MIPS Payment Track: Cost Performance Category

MIPS Payment Track:

Cost Performance Category

MIPS: Explaining the Cost Performance Category

New: 2019 MIPS Playbook

Get the AAFP's newest guide to navigating the Merit-based Incentive Payment System (MIPS)..

Free for Members

Under the Medicare Access and CHIP Reauthorization Act (MACRA), which was passed and signed into law in April 2015, eligible clinicians (ECs) will participate in either of the two payment tracks:

MIPS and AAPMs are collectively referred to as the Quality Payment Program (QPP).

With the MIPS track, ECs receive a final score based on performance in four performance categories: quality, cost, promoting interoperability (PI), and improvement activities.

Cost Reporting

The cost category is weighted at 15% of a clinician’s final score under MIPS for the 2019 performance period. Currently, the weight of the cost category will gradually increase until it reaches 30% in the 2022 performance year.

There is no data submission required for the cost category. The Centers for Medicare & Medicaid Services (CMS) will calculate cost measures of a clinician’s performance using claims data.

Clinicians are assessed on their performance on:

  • Medicare Spending per Beneficiary (MSPB)
  • Total per Capita Cost
  • Eight episode-based cost measures

 

The MSPB measure assesses Medicare Part A and B costs incurred during an episode. An episode includes the dates falling between three days prior to an Inpatient Prospective Payment System (IPPS) hospital admission (referred to as an index admission) and 30 days post-hospital discharge. The MSPB measure evaluates the observed cost of episodes compared to their expected costs. For the MSPB measure:

  • Clinicians who do not see patients in the hospital will not be attributed to any episodes and not scored on the measure.
  • Clinicians must be attributed to at least 35 cases to be scored on this measure.
  • Episodes will be attributed to the clinician who provided the plurality of Medicare Part B services to a beneficiary during an index admission.

The Total per Capita Cost measure assesses all Medicare Part A and B costs for each attributed beneficiary.

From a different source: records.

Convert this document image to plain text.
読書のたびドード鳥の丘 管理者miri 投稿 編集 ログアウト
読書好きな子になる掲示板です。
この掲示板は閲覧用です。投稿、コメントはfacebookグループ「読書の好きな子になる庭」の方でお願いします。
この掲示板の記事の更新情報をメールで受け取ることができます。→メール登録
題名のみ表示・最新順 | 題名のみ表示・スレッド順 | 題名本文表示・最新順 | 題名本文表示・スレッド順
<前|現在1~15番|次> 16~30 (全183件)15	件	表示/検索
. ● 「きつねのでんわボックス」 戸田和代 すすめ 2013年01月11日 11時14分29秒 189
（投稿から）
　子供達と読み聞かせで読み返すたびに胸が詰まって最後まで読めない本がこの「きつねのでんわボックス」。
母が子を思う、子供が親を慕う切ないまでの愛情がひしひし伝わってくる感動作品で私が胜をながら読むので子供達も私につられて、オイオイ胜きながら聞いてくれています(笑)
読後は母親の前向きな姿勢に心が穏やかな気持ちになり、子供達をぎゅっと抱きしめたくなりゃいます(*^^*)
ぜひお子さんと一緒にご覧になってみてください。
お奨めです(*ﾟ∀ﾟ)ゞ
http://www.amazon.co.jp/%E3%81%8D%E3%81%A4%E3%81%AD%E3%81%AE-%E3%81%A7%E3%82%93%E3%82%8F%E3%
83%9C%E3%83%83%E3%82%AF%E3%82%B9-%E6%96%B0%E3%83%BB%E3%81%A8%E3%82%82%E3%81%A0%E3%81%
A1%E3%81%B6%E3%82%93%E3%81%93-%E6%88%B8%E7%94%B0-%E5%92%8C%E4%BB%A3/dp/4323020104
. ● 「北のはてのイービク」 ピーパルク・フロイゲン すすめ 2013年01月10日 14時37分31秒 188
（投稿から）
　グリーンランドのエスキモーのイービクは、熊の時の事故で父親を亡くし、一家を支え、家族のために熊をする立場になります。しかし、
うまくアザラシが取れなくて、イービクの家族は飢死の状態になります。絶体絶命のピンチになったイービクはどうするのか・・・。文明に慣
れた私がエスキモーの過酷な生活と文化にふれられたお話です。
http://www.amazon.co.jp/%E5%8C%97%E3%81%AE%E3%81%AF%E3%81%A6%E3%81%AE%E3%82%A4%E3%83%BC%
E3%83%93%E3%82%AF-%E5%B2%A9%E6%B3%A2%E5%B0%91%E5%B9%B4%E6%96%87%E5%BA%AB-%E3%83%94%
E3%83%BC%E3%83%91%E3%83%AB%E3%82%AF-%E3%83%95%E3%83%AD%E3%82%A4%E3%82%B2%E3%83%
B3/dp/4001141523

For the Total per Capita Cost measure:

  • Clinicians must be attributed to at least 20 unique beneficiaries to be scored on this measure.
  • Attribution uses the following two-step process:
    1. A beneficiary is attributed to a tax identification number-national provider identifier (TIN-NPI) if the beneficiary received more primary care services from primary care physicians, nurse practitioners, physician assistants, or clinical nurse specialists within that TIN than from clinicians in any other TIN.
    2. If a beneficiary cannot be attributed to a TIN-NPI using the first step, the beneficiary will be attributed to a TIN-NPI if they received more primary care services from specialist physicians within a TIN than from clinicians in any other TIN.

Many of the new episode-based cost measures will not apply to family physicians. CMS is developing additional episode-based measures for future program years. The episode-based cost measures for the 2019 performance year include:

  1. Elective outpatient percutaneous coronary intervention (PCI).
  2. Knee arthroplasty
  3. Revascularization for lower extremity chronic critical limb ischemia
  4. Routine cataract removal with intraocular lens (IOL) implantation
  5. Screening/surveillance colonoscopy
  6. Intracranial hemorrhage or cerebral infarction
  7. Simple pneumonia with hospitalization
  8. ST-elevation myocardial infarction (STEMI) with PCI

Cost measures are risk-adjusted to account for differences in patient characteristics, such as multiple chronic conditions that may affect a clinician’s performance on the measure. Risk adjustment will be based on hierarchal condition category (HCC) risk scores.

Cost measure benchmarks are established using data from the performance period.

  • A measure will be benchmarked if it has 20 groups or individual clinicians who can be attributed to the case minimum for the measure.
  • A measure without a benchmark will not be scored or included in the performance category score.

An EC’s performance will be compared to the measure benchmark and assigned 1 to 10 points.

The cost performance category score is the average of all scored cost measures.

When reporting as a group, CMS will aggregate the scores of individual clinicians within the TIN.

  • For example, a TIN may have one clinician with 10 attributed cases and another with 12 attributed cases. If they are reporting as individuals, they would not be scored on the measure. However, if they were reporting as a group, they would receive a score since they reach the 20-case minimum threshold (10 cases + 12 cases = 22 cases).

If an individual or group does not receive a cost score, the weight for the cost category will be redistributed to the quality category.

Measure specifications for the cost measures can be found in the QPP Resource Library(qpp.cms.gov).